Art For Art's Sake
Art For Art's Sake was the rallying cry of a group of 19th century artists, writers, and critics who formed a movement, also known as aestheticism, that defended the autonomy of art. Leaders of the movement in France were Theophile Gautier, Charles Baudelaire, and Gustave Flaubert; in England, James MacNeill Whistler, Walter Pater, and Oscar Wilde. Baudelaire cited the American poet Edgar Allan Poe as exemplifying the ideals of art for art's sake.

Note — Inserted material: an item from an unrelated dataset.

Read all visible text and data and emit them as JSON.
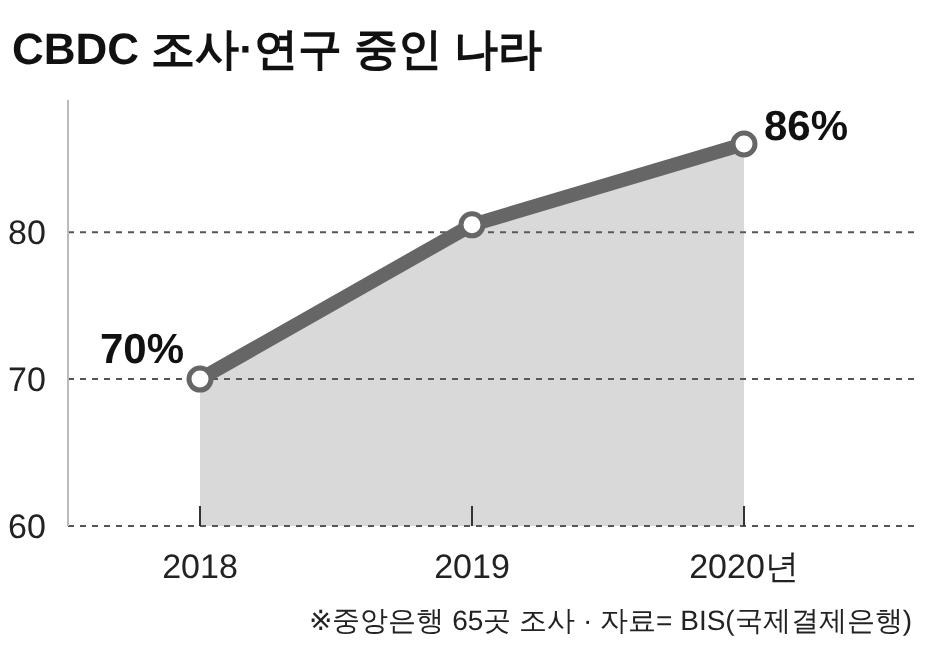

The movement was a reaction against the spreading blight of industrialism and the concurrent emergence of an affluent middle class with narrow utilitarian standards. Many contemporary artists and writers proclaimed that art should not serve any purpose, including representation, and opposed all theories that viewed art as didactic or as an instrument of reform. They received much of their inspiration from the romantic ideal of the artist as an especially sensitive, superior person alienated from society, and from the Kantian concept of art as having "purposiveness without purpose".
The "art for art's sake" movement defined what art ought to be... pure... and what ought to motivate the artist and how society should treat him. It held that the experience of art is in itself intrinsically valuable. The movement's ideal, the worship of beauty, was in direct opposition to the ideals of worship of contemporary society - goodness and power. Aesthetic appreciation of art called for subtle discriminations of beauty and the ability to appreciate unusual and alien things: the mysterious, the horrible, and even the criminal and satanic.
The best-known opponents of art for art's sake were John Ruskin and Leo Tolstoy. Generally, any didactic theorists who give art a function, such as the Marxists, oppose aestheticism.